Бахтияров вставал с зарей, с зарей ложился, в дожди спал, как шмель, а в солнечные дни он легче и беззаботнее бурундука, переполнен здоровьем и неугасимостью смеха, не может и не хочет говорить тихо, а кричит криком, ликует, захлебывается от возбуждения — словно дитя. Проснется в утреннем тумане, стряхнет росою сон, разожжет костер, поднимет повариху и бежит проверять коней, и вот уже лагерь загомонил, заплескался, а руми уже толкается среди всех, здоровается, протягивая жесткую широкую руку.
Он пристально всматривается, как наливается цветами геологическая карта, глядит внимательно, приоткрыв рот, в необычную картину, в зеленоватые массивы габбро, красные пятна гранитов и, хлопнув себя по бедрам, восхищенно поражается:
— Мастер ты… туды твою растуды, картинки рисовать… Ма-а-с-тер!
Потом он торопится к костру, уложит поудобнее полено, попробует у поварихи суп:
— Ма-а-с-тер!
Руми подходит к горняку, что правит ножом пиратскую бороду, округлит глаза, громко изумится:
— Ма-ас-тер… ты… в кровь твою! Ма-стер ты бороду шкурить!

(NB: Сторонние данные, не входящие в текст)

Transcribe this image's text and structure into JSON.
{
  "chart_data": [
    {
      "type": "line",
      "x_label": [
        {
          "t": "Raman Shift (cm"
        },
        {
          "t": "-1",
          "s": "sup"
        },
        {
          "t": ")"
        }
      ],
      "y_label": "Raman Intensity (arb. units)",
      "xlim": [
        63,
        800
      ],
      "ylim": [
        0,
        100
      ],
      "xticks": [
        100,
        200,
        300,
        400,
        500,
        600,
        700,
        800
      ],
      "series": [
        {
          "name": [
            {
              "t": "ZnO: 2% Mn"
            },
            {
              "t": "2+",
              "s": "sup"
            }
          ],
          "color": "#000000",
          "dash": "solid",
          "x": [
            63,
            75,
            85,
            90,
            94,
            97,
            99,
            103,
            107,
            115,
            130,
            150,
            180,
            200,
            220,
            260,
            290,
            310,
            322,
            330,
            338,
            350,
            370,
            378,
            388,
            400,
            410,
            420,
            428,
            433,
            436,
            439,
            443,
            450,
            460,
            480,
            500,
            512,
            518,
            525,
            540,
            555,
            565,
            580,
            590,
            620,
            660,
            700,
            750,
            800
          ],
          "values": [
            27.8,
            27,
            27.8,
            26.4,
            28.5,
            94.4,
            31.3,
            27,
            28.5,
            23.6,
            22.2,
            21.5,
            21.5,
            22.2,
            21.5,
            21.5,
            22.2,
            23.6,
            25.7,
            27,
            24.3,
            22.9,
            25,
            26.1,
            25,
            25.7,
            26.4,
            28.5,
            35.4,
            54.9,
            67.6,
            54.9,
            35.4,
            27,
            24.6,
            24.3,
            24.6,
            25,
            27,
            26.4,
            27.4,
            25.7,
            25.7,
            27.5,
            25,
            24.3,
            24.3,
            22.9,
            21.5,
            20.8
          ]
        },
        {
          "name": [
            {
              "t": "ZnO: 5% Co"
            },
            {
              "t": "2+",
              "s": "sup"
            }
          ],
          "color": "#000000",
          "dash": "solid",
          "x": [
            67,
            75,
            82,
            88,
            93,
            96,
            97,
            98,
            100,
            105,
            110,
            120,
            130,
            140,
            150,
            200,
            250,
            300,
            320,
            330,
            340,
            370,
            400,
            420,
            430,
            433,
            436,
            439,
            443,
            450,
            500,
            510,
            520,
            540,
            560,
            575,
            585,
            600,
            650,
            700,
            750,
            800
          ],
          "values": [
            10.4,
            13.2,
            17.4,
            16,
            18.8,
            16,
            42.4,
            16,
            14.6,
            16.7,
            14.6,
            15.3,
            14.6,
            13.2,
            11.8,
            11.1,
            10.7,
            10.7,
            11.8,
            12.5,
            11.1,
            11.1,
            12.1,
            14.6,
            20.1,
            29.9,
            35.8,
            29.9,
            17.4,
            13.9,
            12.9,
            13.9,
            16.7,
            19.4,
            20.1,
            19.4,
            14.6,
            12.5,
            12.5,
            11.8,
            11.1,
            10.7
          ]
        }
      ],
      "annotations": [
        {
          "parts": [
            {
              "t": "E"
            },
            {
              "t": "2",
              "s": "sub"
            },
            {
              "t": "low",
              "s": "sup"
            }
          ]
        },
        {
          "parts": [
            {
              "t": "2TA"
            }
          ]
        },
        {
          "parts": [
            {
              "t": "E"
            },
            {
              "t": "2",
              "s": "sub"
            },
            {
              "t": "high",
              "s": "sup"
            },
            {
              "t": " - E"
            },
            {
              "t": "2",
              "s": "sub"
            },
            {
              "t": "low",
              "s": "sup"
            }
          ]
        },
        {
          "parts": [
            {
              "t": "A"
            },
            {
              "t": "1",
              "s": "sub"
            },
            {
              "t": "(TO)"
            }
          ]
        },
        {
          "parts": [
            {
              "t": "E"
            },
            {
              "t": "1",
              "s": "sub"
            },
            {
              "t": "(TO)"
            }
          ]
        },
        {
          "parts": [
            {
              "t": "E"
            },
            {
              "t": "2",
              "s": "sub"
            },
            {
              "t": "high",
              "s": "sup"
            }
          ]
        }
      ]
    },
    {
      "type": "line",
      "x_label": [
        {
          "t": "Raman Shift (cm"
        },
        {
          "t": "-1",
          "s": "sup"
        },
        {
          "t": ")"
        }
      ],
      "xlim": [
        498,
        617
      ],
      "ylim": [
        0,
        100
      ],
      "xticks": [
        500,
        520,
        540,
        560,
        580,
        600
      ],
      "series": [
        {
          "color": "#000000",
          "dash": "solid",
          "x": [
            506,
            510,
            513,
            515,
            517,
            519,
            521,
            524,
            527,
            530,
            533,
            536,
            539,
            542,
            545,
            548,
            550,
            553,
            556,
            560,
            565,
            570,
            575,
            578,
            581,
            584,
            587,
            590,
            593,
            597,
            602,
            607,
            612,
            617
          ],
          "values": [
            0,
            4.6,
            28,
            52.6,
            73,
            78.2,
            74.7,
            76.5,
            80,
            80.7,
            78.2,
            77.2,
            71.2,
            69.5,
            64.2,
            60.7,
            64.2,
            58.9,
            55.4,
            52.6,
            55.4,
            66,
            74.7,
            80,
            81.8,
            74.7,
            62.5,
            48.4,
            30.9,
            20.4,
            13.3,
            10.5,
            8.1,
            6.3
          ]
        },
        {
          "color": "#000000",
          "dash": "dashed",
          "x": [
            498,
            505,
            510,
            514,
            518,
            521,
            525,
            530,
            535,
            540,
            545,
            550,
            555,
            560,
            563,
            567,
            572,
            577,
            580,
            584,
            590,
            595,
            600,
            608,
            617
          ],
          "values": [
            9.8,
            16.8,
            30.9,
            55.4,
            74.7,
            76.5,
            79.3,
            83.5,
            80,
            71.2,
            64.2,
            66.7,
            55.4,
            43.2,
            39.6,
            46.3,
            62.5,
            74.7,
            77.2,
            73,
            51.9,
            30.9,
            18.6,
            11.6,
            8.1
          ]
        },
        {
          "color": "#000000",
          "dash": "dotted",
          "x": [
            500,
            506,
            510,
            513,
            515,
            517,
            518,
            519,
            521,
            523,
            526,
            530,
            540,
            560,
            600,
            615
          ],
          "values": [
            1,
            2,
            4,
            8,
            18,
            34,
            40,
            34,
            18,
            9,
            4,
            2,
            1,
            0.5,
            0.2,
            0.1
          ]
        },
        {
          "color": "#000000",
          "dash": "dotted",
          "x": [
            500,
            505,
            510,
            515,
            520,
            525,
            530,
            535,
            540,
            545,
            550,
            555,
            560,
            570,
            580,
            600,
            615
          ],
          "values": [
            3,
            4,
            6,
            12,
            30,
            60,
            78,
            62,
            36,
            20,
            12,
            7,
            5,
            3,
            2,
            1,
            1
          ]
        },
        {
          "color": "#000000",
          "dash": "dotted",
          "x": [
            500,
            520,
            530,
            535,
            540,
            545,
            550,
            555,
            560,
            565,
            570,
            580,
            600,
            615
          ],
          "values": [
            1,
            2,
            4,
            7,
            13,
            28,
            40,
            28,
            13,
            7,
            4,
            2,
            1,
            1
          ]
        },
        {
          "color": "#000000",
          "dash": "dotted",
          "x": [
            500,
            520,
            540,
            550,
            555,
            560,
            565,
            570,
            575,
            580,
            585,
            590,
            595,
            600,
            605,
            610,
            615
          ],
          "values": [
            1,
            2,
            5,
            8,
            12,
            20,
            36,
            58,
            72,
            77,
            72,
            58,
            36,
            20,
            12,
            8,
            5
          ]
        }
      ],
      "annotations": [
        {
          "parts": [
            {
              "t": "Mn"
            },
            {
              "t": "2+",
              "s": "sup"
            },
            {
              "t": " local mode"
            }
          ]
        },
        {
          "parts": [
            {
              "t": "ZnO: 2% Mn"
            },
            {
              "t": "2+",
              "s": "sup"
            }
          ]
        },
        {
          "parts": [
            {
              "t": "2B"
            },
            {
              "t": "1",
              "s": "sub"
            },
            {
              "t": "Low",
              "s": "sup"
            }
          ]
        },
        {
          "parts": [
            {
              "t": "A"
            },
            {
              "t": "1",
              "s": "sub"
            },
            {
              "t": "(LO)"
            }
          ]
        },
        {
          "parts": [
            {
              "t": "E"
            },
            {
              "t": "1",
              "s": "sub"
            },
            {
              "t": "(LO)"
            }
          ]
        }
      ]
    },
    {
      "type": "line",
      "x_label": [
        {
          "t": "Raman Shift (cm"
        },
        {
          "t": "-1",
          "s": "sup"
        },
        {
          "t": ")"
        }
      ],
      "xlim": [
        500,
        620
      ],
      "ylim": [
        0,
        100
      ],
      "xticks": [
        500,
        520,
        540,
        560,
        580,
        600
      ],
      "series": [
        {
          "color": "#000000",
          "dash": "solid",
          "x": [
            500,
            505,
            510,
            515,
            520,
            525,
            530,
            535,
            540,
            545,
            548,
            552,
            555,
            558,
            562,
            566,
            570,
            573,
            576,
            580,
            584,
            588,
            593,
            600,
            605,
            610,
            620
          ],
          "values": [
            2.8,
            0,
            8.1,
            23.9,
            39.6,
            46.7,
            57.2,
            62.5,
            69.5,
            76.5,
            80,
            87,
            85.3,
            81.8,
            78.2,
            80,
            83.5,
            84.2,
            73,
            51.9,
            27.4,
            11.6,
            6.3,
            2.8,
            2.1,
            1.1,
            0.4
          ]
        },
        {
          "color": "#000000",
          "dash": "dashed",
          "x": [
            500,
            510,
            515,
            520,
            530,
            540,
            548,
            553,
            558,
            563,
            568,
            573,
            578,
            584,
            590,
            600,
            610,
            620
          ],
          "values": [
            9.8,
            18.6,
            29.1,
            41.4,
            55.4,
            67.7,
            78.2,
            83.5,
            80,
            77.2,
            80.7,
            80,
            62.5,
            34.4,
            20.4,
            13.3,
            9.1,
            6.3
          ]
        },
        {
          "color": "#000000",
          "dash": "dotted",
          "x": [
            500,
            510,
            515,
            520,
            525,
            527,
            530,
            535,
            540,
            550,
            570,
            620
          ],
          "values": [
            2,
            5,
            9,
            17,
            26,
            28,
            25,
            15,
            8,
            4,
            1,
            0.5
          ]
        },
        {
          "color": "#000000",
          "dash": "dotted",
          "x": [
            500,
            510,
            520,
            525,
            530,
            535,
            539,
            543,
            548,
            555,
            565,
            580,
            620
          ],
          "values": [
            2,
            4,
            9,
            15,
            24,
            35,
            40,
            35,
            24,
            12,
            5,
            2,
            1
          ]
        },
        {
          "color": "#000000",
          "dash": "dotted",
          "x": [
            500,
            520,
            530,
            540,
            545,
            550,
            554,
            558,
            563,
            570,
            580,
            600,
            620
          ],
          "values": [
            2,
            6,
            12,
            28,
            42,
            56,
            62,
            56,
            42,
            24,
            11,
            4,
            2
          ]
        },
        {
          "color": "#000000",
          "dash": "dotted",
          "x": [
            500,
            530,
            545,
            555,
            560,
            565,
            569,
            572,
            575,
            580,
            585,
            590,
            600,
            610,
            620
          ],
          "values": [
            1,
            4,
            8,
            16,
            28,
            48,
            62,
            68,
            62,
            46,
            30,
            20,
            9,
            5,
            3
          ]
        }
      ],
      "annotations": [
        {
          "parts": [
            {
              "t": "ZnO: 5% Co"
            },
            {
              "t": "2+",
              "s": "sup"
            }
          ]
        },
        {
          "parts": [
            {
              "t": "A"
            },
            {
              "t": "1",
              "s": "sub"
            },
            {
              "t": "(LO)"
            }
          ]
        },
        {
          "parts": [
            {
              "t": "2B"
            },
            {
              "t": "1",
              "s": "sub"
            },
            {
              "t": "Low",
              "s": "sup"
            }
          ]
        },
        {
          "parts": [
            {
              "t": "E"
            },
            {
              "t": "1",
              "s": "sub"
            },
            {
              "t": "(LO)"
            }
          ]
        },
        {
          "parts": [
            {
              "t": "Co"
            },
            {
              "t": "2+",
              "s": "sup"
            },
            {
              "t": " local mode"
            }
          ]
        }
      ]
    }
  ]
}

— Дай закурить, — просит руми, а сам смотрит, как геолог перед маршрутом изучает образец. — Рудку ищешь? Железку ищешь? И золото маленько есть? Ишь ты… ма-ас-тер… в горло мать!
Из него так и прет здоровье, ему так хочется, чтобы все, все до одного были сильны, здоровы и теплы.
Девчонки постирали ковбойки, развесили по кустам, подошел, помял пальцами, понюхал:
— Ма-а-стер! Ма-а-стер ты!..
И все у него — мастера! Он понимает, что каждый где-то, в чем-то должен оставаться мастером, без этого не может быть человечьей жизни — она развалится. Он и сам мастер — вся округа знает, что он великий охотник, познавший тайну следа, хитрость и ум, коварство и силу зверя.
— Горносталь? У-у горносталь… хитрый он, как рыба. Мастер он следы путать. Бьем-бьем маленько… Соболь бьем, куницу берем. Нам можно брать!
Руми не говорит «нужно», не нужны ему шкурки, он в них не ходит, но ведь только ему можно брать зверя, потому что он великий охотник, охота — его бытие, в ней — все, что делает его мастером.
— Лося бьем?! — спрашивают парни.
Бахтияров оглядывается вокруг себя: «Где он, лось?». Смеется:
— А-а, обманул меня! Можно и лося — нам можно… Наша тайга — моя, твоя… его. Хочешь — сейчас бей, хочешь — завтра, хочешь так себе под кедром сип!
— Лосей нельзя бить без лицензии, — говорят ему.
— Нельзя! — твердо отвечает Бахтияров. — Тебе вот — нельзя! Около поселка нельзя, там больно много глаз закон берегут. Но маленько мне можно… Два, три… Зачем больше? Поел сам, другому дал — и хватит. Потом еще можно. Лось, он еще себе родит. Лось — он мастер!
И лось у него мастер. Вот Бахтияров и лупит их из двадцать восьмого калибра — для промхоза, для магазина, для лисиц, и просто так — себе поесть. И собаки у него — мастера! Летом он их ничем не кормит: «Пускай так живут, зайца кушают, мышку… Это им вкусно».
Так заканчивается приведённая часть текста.